Enterprise risk teams need to think like inspectors when building evidence libraries. What questions would regulators ask? What evidence would convince them that consumer protection is genuinely embedded? What gaps in evidence would raise concerns?  

Building this perspective requires understanding not just what the regulations say, but how regulators think about assessing compliance. 

4. Managing competing priorities  

This becomes harder when consumer protection requirements increase in complexity and scope. Your enterprise risk team has finite resources. You're also managing prudential risk, operational resilience, financial crime prevention and numerous other regulatory obligations. How do you ensure consumer protection receives appropriate attention without neglecting other critical risk areas? 
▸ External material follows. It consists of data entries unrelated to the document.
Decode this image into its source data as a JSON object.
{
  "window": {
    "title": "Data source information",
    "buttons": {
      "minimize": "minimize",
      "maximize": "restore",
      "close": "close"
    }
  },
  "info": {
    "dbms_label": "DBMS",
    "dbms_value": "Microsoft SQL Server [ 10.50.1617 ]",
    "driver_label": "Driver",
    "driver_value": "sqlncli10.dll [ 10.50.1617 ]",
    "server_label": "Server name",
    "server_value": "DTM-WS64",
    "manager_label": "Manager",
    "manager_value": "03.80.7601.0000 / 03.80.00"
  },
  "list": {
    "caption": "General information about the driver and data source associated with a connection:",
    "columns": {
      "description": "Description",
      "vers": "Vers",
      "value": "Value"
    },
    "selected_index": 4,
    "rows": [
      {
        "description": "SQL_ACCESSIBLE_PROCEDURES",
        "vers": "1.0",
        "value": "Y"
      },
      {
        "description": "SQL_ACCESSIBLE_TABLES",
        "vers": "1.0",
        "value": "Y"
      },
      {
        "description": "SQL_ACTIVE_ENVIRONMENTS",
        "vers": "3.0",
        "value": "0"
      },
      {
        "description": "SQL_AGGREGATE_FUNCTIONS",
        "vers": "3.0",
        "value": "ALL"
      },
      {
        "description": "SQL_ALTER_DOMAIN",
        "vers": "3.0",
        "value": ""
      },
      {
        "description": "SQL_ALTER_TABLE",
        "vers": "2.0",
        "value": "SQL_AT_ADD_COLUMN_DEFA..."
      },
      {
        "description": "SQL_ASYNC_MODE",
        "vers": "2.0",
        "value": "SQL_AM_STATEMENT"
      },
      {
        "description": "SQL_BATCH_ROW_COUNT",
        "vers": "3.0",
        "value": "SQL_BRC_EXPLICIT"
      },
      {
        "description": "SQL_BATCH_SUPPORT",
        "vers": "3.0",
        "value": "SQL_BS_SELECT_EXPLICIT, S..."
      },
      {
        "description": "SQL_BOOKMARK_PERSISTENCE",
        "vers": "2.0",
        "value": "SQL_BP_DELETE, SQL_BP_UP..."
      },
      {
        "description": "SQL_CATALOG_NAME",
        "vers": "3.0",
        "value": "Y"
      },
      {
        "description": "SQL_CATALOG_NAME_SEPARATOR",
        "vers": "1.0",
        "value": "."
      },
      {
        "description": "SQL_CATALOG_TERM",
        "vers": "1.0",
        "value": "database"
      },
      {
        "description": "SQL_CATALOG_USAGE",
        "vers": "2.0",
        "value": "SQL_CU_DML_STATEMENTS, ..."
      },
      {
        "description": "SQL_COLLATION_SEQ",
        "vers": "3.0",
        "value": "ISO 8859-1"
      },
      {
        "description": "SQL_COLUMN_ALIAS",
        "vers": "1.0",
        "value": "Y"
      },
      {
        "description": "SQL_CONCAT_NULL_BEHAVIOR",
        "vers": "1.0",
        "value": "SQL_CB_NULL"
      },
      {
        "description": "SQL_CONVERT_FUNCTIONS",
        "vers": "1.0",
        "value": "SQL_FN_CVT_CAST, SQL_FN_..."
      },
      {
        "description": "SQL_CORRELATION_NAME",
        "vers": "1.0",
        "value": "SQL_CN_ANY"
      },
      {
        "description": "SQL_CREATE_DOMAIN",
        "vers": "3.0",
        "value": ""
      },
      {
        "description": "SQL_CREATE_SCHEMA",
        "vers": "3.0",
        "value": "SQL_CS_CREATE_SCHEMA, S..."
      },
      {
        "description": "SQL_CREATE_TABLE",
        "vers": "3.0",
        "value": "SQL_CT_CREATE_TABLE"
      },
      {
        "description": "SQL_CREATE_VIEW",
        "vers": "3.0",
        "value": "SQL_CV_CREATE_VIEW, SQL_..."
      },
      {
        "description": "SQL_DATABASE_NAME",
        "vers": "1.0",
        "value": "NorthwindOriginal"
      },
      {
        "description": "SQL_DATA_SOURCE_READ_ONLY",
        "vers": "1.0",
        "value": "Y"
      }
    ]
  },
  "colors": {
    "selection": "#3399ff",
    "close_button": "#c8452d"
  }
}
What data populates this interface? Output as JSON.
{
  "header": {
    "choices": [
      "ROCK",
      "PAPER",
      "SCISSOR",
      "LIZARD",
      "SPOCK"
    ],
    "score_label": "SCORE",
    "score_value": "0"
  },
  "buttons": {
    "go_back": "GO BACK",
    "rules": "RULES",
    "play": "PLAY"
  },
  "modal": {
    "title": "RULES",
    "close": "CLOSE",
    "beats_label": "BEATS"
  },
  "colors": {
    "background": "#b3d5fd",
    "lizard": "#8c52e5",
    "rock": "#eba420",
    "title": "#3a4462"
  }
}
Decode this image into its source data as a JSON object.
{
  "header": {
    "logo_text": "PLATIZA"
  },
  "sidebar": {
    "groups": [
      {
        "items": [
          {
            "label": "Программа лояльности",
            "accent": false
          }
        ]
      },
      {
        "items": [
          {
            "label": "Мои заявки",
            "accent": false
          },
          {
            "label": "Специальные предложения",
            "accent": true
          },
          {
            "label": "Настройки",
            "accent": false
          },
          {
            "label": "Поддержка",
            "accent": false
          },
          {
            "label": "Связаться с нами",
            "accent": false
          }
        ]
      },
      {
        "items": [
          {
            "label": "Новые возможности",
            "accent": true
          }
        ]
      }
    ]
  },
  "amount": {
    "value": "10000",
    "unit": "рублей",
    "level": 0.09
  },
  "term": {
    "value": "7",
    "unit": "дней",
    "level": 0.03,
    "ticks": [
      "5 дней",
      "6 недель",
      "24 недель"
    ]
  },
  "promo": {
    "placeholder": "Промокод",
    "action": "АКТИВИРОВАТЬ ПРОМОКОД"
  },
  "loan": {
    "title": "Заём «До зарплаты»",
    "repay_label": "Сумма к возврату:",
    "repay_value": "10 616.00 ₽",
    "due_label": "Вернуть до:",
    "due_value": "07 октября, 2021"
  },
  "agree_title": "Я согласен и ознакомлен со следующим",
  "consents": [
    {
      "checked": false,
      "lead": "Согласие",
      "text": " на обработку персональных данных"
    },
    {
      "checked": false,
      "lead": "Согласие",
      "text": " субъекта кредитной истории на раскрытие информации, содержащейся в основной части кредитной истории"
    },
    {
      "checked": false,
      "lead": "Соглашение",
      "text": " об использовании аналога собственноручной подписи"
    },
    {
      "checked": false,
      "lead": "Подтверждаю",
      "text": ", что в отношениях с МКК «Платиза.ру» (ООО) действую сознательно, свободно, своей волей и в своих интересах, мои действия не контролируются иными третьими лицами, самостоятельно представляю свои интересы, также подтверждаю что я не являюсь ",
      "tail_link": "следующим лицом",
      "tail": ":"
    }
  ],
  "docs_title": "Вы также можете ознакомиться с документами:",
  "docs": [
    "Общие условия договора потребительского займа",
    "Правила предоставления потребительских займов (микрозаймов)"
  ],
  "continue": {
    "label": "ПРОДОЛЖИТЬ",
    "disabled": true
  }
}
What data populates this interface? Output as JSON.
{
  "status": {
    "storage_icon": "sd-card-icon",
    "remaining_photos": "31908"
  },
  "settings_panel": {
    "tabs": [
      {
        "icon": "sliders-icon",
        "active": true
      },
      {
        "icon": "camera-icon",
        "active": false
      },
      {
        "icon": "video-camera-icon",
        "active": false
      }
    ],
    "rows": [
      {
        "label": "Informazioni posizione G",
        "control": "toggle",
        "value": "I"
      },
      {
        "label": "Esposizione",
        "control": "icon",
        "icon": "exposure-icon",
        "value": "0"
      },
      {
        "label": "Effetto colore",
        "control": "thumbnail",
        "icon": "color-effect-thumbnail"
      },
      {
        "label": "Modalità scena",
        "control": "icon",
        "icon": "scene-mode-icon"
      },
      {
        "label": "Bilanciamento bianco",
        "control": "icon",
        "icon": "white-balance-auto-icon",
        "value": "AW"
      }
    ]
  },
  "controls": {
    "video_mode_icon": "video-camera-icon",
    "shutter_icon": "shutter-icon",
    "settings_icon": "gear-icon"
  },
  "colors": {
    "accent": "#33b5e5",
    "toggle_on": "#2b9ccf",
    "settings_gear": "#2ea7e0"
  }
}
This requires strong governance to prioritise risk activities based on: 

• Regulatory expectations and risk materiality 
• Clear articulation of resource constraints to senior leadership 
• Realistic scoping of assurance programmes that test the most important areas rather than attempting comprehensive coverage 
• Effective use of thematic reviews that address multiple regulatory requirements simultaneously 

What successful compliance with Consumer Duty, FG21/1 and ECCA looks like 

Firms that excel at managing the new consumer protection landscape share several common characteristics that enterprise risk teams can emulate. 

They treat consumer outcomes as a core strategic priority rather than a compliance obligation.  

Board papers routinely discuss customer outcome metrics alongside financial performance. Senior leaders ask questions about whether customers are achieving good outcomes, not just whether policies are being followed. This tone from the top makes the enterprise risk team's job significantly easier because the whole organisation understands that consumer protection matters. 

They build sophisticated data and analytics capabilities that provide genuine insight into customer outcomes.  

They don't rely on crude proxies but instead develop nuanced measures that capture whether different customer segments achieve their financial objectives. They use advanced analytics to identify patterns and trends that might indicate emerging harm. They create visualisations that make outcome data accessible to business leaders who need to act on it. 

They cultivate genuine collaboration between risk, compliance and operational functions.  

Enterprise risk teams operate as strategic partners who help the business understand regulatory requirements and implement practical solutions, not as compliance enforcers who issue mandates and check boxes. Operational colleagues see the risk function as a resource that helps them do their jobs better rather than an obstacle creating bureaucratic burden. 

They maintain proportionate approaches that focus resources on areas of greatest customer harm potential.  

They don't attempt to test everything but instead conduct sophisticated risk assessments that identify where poor outcomes are most likely. They invest deeply in high-risk areas while applying lighter-touch monitoring elsewhere. This pragmatism ensures they can actually complete meaningful assurance activity rather than spreading resources too thinly to generate real insight. 

They embrace continuous improvement rather than treating regulatory compliance as a fixed target.  

When assurance testing identifies issues, they're addressed through root cause analysis and systematic remediation rather than quick fixes. When outcome data shows deterioration, they investigate why and implement changes rather than explaining it away. This learning culture means they genuinely improve consumer protection over time rather than simply maintaining compliance. 

Practical risk management approaches for compliance 

Consumer Duty, vulnerable customer guidance and economic crime requirements collectively define what regulators expect. The challenge for enterprise risk teams is translating those expectations into practical risk management approaches that genuinely improve outcomes for customers whilst providing assurance that regulatory obligations are being met. Firms that rise to this challenge will find themselves better positioned not just for regulatory inspections, but for sustainable commercial success in an environment where consumer protection is rightly taking centre stage.